When the regular session resumed, lawmakers moved quickly to pass other bills labeled as high priorities, including a four-bill package called the Game Plan to renew and expand the tax incentives for recruiting industry.

Other bills that have passed this session will:

  • Create mandatory prison sentences for knowingly possessing one gram or more of fentanyl, a bill in response to the drug that is the leading cause of a surge on overdose deaths.
  • Reduce the amount of time state inmates can shorten their prison sentences through correctional incentive time, better known as “good time.” That came in response to shooting deaths of two law enforcement officers because the suspects charged in their deaths has accumulated large amounts of good time while in prison.
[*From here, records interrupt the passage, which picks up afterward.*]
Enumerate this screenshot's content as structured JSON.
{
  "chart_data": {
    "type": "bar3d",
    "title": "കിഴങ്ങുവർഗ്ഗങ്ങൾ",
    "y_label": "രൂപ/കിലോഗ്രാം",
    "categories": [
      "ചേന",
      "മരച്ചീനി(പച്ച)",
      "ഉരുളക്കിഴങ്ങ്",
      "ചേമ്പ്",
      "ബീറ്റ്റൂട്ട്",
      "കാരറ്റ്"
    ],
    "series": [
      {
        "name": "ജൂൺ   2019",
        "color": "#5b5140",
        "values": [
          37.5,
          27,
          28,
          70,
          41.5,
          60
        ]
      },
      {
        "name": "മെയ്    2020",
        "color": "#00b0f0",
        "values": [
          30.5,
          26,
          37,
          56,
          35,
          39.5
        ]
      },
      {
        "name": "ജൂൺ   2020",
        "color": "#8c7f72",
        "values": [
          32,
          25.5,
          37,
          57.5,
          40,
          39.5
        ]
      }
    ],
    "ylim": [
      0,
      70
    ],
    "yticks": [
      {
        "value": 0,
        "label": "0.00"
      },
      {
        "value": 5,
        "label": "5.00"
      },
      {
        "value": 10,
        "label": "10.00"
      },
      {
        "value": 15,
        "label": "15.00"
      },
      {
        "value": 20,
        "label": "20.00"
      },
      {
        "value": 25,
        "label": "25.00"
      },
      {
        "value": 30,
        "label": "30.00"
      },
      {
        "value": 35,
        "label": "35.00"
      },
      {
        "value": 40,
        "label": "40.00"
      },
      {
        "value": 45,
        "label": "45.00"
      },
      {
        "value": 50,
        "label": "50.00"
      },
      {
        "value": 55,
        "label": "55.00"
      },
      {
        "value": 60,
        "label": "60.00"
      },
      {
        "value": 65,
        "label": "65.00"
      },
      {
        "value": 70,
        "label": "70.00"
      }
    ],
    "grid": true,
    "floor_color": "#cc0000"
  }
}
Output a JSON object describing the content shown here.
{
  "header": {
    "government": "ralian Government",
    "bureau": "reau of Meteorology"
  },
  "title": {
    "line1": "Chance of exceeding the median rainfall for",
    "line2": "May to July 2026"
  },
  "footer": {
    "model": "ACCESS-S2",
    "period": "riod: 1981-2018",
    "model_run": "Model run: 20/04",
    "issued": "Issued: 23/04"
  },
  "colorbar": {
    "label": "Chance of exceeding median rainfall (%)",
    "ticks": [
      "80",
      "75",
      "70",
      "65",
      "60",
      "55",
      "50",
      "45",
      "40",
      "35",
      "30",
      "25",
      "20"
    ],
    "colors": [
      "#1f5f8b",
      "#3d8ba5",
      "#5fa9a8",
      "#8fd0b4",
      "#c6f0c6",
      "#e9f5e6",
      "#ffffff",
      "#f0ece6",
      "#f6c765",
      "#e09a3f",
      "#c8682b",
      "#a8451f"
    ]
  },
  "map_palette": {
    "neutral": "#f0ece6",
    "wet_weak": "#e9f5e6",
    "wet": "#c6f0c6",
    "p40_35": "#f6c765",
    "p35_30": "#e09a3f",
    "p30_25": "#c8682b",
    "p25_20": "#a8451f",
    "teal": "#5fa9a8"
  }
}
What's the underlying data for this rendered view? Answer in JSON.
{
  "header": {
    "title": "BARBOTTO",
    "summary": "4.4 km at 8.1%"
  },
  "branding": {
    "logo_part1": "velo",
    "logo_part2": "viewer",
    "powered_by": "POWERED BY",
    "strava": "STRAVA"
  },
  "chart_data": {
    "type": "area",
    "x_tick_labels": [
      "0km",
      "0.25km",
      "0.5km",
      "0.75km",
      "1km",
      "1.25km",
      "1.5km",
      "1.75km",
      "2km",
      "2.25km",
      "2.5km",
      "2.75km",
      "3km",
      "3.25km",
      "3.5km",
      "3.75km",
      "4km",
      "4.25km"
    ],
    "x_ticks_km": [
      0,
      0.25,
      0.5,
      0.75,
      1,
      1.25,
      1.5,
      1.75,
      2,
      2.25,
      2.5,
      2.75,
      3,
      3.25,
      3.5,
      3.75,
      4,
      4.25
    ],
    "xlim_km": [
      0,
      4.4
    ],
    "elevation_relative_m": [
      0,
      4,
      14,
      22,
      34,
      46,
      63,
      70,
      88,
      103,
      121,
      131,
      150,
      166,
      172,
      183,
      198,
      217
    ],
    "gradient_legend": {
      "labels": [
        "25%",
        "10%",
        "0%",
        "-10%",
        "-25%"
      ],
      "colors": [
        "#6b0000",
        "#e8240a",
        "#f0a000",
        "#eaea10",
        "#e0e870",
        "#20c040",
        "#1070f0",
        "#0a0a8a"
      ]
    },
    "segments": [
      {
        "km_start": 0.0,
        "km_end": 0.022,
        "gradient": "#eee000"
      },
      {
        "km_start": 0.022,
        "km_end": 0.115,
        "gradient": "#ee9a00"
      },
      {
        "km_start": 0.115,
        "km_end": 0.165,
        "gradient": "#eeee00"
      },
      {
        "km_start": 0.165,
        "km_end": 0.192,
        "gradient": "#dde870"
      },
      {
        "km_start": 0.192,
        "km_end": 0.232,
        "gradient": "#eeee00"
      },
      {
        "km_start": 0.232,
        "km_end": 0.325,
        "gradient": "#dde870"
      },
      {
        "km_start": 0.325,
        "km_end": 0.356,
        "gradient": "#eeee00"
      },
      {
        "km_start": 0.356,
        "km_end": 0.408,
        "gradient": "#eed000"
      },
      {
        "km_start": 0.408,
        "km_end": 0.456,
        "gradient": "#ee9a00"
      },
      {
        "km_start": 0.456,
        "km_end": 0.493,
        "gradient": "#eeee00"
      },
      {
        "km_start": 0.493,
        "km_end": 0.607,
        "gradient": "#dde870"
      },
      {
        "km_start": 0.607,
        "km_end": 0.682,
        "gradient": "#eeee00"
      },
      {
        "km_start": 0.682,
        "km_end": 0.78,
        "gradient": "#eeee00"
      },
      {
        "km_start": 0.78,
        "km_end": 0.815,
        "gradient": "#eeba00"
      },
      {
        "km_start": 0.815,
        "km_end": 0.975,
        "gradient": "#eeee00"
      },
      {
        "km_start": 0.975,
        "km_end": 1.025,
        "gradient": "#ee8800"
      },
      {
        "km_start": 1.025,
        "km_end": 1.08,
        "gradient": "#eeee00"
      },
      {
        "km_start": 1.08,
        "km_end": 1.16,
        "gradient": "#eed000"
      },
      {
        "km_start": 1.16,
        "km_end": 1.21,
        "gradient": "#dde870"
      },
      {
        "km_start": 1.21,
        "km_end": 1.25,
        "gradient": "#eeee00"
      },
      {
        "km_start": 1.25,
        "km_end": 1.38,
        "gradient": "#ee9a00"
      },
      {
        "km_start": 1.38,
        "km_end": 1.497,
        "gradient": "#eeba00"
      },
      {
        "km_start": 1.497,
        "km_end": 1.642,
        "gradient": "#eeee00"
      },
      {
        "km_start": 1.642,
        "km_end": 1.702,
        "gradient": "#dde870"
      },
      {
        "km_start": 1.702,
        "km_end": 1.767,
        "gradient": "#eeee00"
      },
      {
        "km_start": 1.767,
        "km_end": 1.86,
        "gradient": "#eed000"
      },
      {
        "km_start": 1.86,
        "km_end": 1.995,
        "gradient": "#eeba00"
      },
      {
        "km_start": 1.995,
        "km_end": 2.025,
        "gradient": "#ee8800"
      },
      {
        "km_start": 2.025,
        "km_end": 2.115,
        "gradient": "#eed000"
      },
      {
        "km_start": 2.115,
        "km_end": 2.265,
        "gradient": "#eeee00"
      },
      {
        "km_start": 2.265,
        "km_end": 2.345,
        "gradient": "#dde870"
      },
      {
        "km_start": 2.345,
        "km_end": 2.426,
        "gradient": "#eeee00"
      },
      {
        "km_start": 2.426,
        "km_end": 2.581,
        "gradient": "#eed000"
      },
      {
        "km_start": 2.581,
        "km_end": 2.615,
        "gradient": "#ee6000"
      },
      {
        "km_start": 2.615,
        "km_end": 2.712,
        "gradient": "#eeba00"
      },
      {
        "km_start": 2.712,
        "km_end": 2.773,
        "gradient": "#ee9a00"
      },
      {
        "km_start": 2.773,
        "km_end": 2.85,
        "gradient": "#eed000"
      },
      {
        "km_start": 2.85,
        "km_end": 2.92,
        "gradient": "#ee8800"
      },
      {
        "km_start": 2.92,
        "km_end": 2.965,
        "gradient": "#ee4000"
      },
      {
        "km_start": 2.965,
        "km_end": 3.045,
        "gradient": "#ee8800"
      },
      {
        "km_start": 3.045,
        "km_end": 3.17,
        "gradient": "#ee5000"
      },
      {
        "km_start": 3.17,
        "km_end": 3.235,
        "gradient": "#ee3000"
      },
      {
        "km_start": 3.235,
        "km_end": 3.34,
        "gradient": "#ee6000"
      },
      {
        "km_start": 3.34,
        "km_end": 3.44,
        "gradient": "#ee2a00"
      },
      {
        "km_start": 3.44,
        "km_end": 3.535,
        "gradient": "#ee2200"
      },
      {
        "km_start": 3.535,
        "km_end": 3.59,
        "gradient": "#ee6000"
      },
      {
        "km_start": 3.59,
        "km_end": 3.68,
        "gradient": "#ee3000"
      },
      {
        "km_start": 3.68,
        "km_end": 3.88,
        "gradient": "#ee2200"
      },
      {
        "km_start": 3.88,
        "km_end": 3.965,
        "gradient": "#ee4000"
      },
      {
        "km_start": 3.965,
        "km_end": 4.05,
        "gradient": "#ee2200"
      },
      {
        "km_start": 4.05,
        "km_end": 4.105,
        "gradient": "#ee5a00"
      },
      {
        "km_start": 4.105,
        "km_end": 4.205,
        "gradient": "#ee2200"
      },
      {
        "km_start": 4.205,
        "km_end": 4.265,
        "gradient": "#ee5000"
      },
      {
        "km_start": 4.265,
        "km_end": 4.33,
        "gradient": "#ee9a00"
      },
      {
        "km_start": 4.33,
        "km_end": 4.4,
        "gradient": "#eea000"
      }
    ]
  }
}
  • Provide increased penalties for crimes committed on behalf of “criminal enterprises,” a bill Attorney General Steve Marshall spearheaded to crack down on gang-related violence and drug crimes.
  • Give drivers in danger of having their licenses suspended more leeway if they miss an installment on their payment plan or a court date.
  • Ban transgender athletes from participating on college sports teams that match their gender identity, an expansion of the ban on transgender athletes in K-12 public schools approved last year.
  • Give the Legislative Council, a panel of 20 lawmakers, the authority to contract with the Retirement Systems of Alabama for construction of a new State House, which the Legislature would lease and use for new offices and meeting chambers to replace the current State House, built in 1963 for the State Highway Department.
  • Create a Distressed Institutions of Higher Education Revolving Loan Program Fund that could save Birmingham-Southern College and other universities at risk of closure. The bill came in response to Birmingham-Southern’s request for $30 million from the Legislature.
  • Impose new criminal penalties on street racing and dangerous driving exhibitions and stunts, legislation that was a high priority for Birmingham Mayor Randall Woodfin and other mayors of Alabama’s largest cities after deadly incidents related to those street racing.